Migdalia B. Mansilla R.

 

Aparcas el carro frente a tu casa, coges tu bolso, buscas las llaves, la bufanda te cuelga, la enrollas a tu cuello, hace frío, el otoño ha llegado.
Entras a la casa con el mismo gesto ausente de todos los días, tiras el bolso sobre la mesa del comedor, como si tiraras el día o como si quitaras del calendario la hoja de ayer. Miras sin mirar alrededor tuyo, por si encontraras algún cambio y te recorre por la espalda un hilo frío, cortante, al extrañar que al entrar has sentido el presagio de tus pasos que ya estaban rondando los pasillos, subiendo la escalera que lleva a tu cuarto.
Enciendes la luz y una vez más vuelves a comprobar que todo esta exactamente igual como lo dejaste al salir y como lo encontrarás dentro de un año y de un siglo siguiente.

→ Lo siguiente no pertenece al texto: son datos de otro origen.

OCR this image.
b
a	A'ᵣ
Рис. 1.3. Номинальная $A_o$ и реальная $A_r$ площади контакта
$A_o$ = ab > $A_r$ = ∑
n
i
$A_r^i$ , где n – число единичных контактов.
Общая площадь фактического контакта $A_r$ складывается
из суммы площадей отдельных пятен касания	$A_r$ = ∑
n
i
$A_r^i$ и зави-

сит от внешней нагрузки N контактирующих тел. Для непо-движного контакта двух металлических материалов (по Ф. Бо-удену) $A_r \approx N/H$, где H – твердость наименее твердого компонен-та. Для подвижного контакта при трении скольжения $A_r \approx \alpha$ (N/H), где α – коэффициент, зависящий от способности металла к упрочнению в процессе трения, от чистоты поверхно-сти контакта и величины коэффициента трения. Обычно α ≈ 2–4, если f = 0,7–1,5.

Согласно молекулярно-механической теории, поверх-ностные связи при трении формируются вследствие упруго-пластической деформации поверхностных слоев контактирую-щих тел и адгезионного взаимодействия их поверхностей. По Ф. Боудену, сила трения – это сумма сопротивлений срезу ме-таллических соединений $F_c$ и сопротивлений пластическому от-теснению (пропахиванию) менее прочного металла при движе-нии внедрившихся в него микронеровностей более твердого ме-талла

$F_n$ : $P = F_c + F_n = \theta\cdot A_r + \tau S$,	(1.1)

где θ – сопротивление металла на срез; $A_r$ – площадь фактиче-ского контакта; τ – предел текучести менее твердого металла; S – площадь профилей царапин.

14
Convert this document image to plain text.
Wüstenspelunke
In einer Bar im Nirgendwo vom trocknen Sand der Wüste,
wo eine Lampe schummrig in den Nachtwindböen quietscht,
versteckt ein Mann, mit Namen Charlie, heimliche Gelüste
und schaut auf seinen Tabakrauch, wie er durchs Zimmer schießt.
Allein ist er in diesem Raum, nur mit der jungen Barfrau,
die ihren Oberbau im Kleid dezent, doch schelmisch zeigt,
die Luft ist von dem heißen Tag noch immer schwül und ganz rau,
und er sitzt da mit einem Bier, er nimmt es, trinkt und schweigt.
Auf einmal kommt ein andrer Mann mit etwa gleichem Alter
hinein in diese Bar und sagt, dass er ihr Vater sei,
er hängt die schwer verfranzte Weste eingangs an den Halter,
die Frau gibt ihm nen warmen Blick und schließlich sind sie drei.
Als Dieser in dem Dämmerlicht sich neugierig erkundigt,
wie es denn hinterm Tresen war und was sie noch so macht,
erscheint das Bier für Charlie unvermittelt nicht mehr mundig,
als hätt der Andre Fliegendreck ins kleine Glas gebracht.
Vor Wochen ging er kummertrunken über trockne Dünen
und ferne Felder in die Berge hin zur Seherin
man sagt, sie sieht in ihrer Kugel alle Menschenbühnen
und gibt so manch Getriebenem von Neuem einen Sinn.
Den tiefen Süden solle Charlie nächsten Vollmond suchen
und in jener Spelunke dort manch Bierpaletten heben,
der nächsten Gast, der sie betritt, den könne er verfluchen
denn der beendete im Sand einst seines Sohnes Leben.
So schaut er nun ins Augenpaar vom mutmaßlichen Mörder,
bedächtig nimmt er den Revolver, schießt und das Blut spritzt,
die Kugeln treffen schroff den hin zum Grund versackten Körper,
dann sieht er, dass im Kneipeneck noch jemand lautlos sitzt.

Te bañas prolijamente, como si fuera el último baño antes de morir consciente de esa muerte. Sales del baño, miras tus libros y te parecen árboles sin hojas, desnudos, tomas la guitarra, pruebas sus cuerdas y la dejas de lado porque la melodía ha huido una vez más.  Enciendes a la vez la computadora, la televisión y saltan las voces que no reconoces y miras las páginas que sobas cada día, buscando un mensaje, un atisbo siquiera que te diga "esta vivo, se acuerda de mi."  Y de repente, te sientes tan sola, tan humanamente sola, porque aunque no lo quieras aceptar, todo es igual y tú lo sabes.

Has llegado a tu casa y de repente quisieras saber para qué sirve estar sentada en ese sofá que tanto querías, o tener ese juego de sala de caoba pulido, o ese hogar nunca encendido. Y te preguntas para qué sirven las palabras, si no hay quien las escuche, quien las comparta, quien encuentre junto contigo el significado del ahora.

Y ahora quisieras saber de qué sirve el silencio que te rodea, ese silencio que parece luto, ese silencio que Dios a veces nos tira en el cuerpo y nos lleva a dormir solos, sin el abrazo que abriga, sin las manos cogidas , sin el ¡ay que me muero! del después del amor de hacer.

Sí, has llegado a la casa, y los hijos te gritan qué hay de comer y los nietos se suben a tus piernas dormidas y a pesar de la bulla que suena con ese son enloquecido, te sigue doliendo el alma, porque sientes sin retorno al ayer, que todo sigue igual y tú lo sabes.

Fecha: cuando la realidad parece un cuento de ficción.